The Wonders; Viva
Oh yeah, I saw these a few weeks ago, and meant to write them up, and should do so now before I forget.
So, The Wonders is by Alice Rohrwacher, who made Happy as Lazzaro. That movie started off in a kind of timeless Italian countryside and then took some really surprising twists. This earlier movie of hers starts in a timeless Italian countryside, and mostly doesn’t have those twists.
It’s about a family of beekeepers; they’re poor and rural, and there’s a bit of a sense that the passage of time is making their lifestyle less possible, with things like “sanitation standards” and the like. The movie follows them — in particular, the oldest daughter — over a period of time where they take in a foster kid and enter into a reality show (which is trying to find “The Countryside Wonders,” producers making traditional Italian foods in the old ways, as a kind of tourist thing).

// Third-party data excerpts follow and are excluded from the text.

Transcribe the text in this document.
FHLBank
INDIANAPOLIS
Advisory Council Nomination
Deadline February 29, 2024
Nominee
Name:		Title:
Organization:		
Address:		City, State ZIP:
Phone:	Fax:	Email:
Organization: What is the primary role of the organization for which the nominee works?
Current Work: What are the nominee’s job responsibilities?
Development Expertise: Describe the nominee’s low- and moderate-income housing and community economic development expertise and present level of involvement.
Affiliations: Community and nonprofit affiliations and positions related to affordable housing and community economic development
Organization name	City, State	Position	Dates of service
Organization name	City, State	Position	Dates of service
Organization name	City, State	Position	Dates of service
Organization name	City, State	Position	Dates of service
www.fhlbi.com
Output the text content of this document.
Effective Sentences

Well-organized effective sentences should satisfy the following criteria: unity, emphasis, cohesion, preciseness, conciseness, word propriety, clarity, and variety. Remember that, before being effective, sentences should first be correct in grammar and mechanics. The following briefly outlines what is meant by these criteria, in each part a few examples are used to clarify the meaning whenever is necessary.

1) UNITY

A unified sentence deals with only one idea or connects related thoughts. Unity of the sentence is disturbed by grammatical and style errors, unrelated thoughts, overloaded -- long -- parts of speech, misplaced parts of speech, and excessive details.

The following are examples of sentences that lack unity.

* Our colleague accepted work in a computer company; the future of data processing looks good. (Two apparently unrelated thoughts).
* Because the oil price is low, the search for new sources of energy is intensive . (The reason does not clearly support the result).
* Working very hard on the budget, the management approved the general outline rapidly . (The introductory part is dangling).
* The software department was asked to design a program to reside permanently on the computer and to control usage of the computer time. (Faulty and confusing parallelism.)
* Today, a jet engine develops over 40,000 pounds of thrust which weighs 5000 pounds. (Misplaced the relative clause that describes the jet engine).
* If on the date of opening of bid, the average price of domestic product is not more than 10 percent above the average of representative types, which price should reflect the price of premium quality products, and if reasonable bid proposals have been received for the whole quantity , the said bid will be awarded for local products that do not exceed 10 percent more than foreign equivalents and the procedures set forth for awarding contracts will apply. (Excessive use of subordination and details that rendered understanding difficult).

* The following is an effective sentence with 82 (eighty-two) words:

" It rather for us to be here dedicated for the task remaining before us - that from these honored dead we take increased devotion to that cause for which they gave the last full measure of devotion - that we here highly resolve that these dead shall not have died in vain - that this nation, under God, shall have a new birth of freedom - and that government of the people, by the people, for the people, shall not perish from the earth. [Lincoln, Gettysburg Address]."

It’s well-made and enjoyable and maybe just a little too obvious in its themes and story beats.
Viva is by Anna Biller, who also made The Love Witch. Like that, this is a hypersaturated hyper-stylized movie with hyper-mannered acting; it’s just pervaded through with her style. Also like The Love Witch, it’s taking a feminist angle on a kind of ’70s sexploitation film. But this is definitely an earlier film from her career, because it’s working in broader strokes with less subtlety. It’s a fascinating movie stylistically, but if it were made with a more conventional aesthetic, it’s a little thin.
So I think my takeaway in both cases is that Biller and Rohrwacher are both talented film-makers, and these earlier films of theirs are, in fact, really good and built their reputations deservedly; but that they’ve both gotten better as they’ve gotten more experience, which is the way you’d want that to go, all things considered.